We examine a special case of the multilevel factor model, with covariance given by multilevel low rank (MLR) matrix. We develop a novel, fast implementation of the expectation-maximization (EM) algorithm, tailored for multilevel factor models, to maximize the likelihood of the observed data. This method accommodates any hierarchical structure and maintains linear time and storage complexities per iteration. This is achieved through a new efficient technique for computing the inverse of the positive definite MLR matrix. We show that the inverse of an invertible PSD MLR matrix is also an MLR matrix with the same sparsity in factors, and we use the recursive Sherman-Morrison-Woodbury matrix identity to obtain the factors of the inverse. Additionally, we present an algorithm that computes the Cholesky factorization of an expanded matrix with linear time and space complexities, yielding the covariance matrix as its Schur complement. This paper is accompanied by an open-source package that implements the proposed methods.

In this repository, we provide mfmodel package implementing proposed methods.

Installation

To install mfmodel 1) activate virtual environment, 2) clone the repo, 3) from inside the directory run

pip install -e .

Requirements

  • python == 3.9
  • mlrfit == 0.0.1
  • numpy >= 1.21
  • scipy >= 1.10
  • scikit-learn == 1.1.3
  • cvxpy == 1.4.2
  • matplotlib == 3.7.1
  • numba == 0.55.0

hello_world

See the examples/hello_world.ipynb notebook or explanation below.
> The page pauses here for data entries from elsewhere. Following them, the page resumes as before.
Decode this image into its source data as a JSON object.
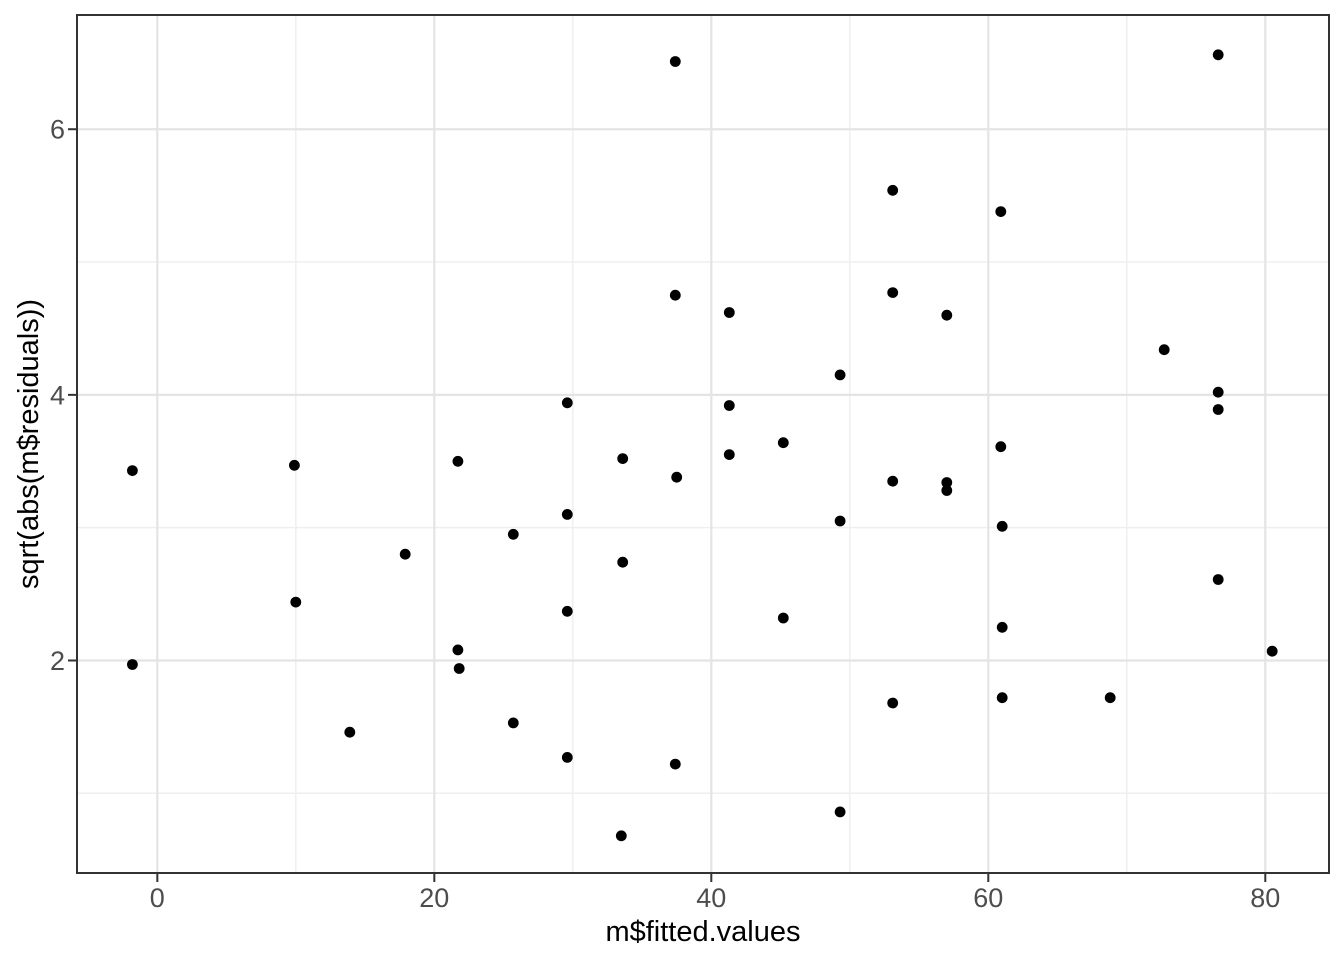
{
  "figure": {
    "kind": "ggplot-scatter",
    "background": "#ffffff"
  },
  "chart_data": {
    "type": "scatter",
    "title": "",
    "xlabel": "m$fitted.values",
    "ylabel": "sqrt(abs(m$residuals))",
    "legend": "none",
    "grid": "on",
    "x_domain": [
      -5.8,
      84.6
    ],
    "y_domain": [
      0.4,
      6.86
    ],
    "x_ticks": [
      0,
      20,
      40,
      60,
      80
    ],
    "x_tick_labels": [
      "0",
      "20",
      "40",
      "60",
      "80"
    ],
    "y_ticks": [
      2,
      4,
      6
    ],
    "y_tick_labels": [
      "2",
      "4",
      "6"
    ],
    "x_minor_gridlines": [
      10,
      30,
      50,
      70
    ],
    "y_minor_gridlines": [
      1,
      3,
      5
    ],
    "point_radius_px": 5.4,
    "points": [
      [
        -1.8,
        3.43
      ],
      [
        -1.8,
        1.97
      ],
      [
        9.9,
        3.47
      ],
      [
        10.0,
        2.44
      ],
      [
        13.9,
        1.46
      ],
      [
        17.9,
        2.8
      ],
      [
        21.7,
        3.5
      ],
      [
        21.7,
        2.08
      ],
      [
        21.8,
        1.94
      ],
      [
        25.7,
        2.95
      ],
      [
        25.7,
        1.53
      ],
      [
        29.6,
        3.94
      ],
      [
        29.6,
        3.1
      ],
      [
        29.6,
        2.37
      ],
      [
        29.6,
        1.27
      ],
      [
        33.6,
        3.52
      ],
      [
        33.6,
        2.74
      ],
      [
        33.5,
        0.68
      ],
      [
        37.4,
        6.51
      ],
      [
        37.4,
        4.75
      ],
      [
        37.5,
        3.38
      ],
      [
        37.4,
        1.22
      ],
      [
        41.3,
        4.62
      ],
      [
        41.3,
        3.92
      ],
      [
        41.3,
        3.55
      ],
      [
        45.2,
        3.64
      ],
      [
        45.2,
        2.32
      ],
      [
        49.3,
        4.15
      ],
      [
        49.3,
        3.05
      ],
      [
        49.3,
        0.86
      ],
      [
        53.1,
        5.54
      ],
      [
        53.1,
        4.77
      ],
      [
        53.1,
        3.35
      ],
      [
        53.1,
        1.68
      ],
      [
        57.0,
        4.6
      ],
      [
        57.0,
        3.34
      ],
      [
        57.0,
        3.28
      ],
      [
        60.9,
        5.38
      ],
      [
        60.9,
        3.61
      ],
      [
        61.0,
        3.01
      ],
      [
        61.0,
        2.25
      ],
      [
        61.0,
        1.72
      ],
      [
        68.8,
        1.72
      ],
      [
        72.7,
        4.34
      ],
      [
        76.6,
        6.56
      ],
      [
        76.6,
        4.02
      ],
      [
        76.6,
        3.89
      ],
      [
        76.6,
        2.61
      ],
      [
        80.5,
        2.07
      ]
    ],
    "colors": {
      "point": "#000000",
      "panel_background": "#ffffff",
      "panel_border": "#333333",
      "grid_major": "#e4e4e4",
      "grid_minor": "#efefef",
      "tick_mark": "#333333",
      "tick_label": "#4d4d4d",
      "axis_title": "#000000"
    }
  }
}
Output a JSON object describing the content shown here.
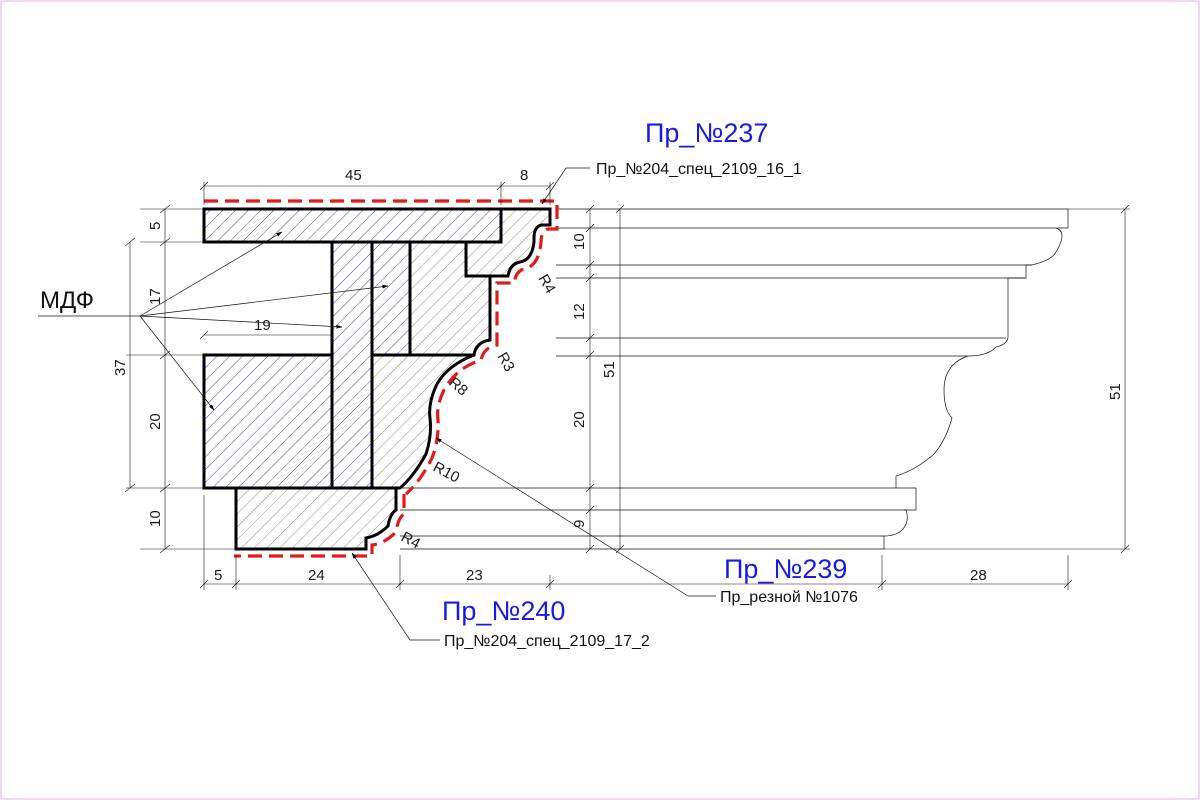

Step 1. Load the feature vector Y, rank allocation ranks, and hierarchical paritioning hpart.

import mfmodel as mfm
Y, ranks, hpart = ...

Step 2. Fit the MFM to the data, create MFModel object instance.

fitted_mfm, _ = mfm.fit(Y, ranks, hpart)

Once the $\hat \Sigma$ model has been fitted, we can use it for fast linear algebra:

  1. Matrix-vector multiplication $\hat \Sigma x$ by calling
b = fitted_mfm.matvec(x)
  1. Linear system solve $\hat \Sigma x = b$
x = fitted_mfm.solve(v)
  1. Diagonal of $\hat \Sigma^{-1}$
d = fitted_mfm.diag_inv()

See examples/inverse_large.ipynb, where we invert $10^5 \times 10^5$ MLR matrix.

Example notebooks

See the notebooks in examples/ folder that show how to use mfmodel.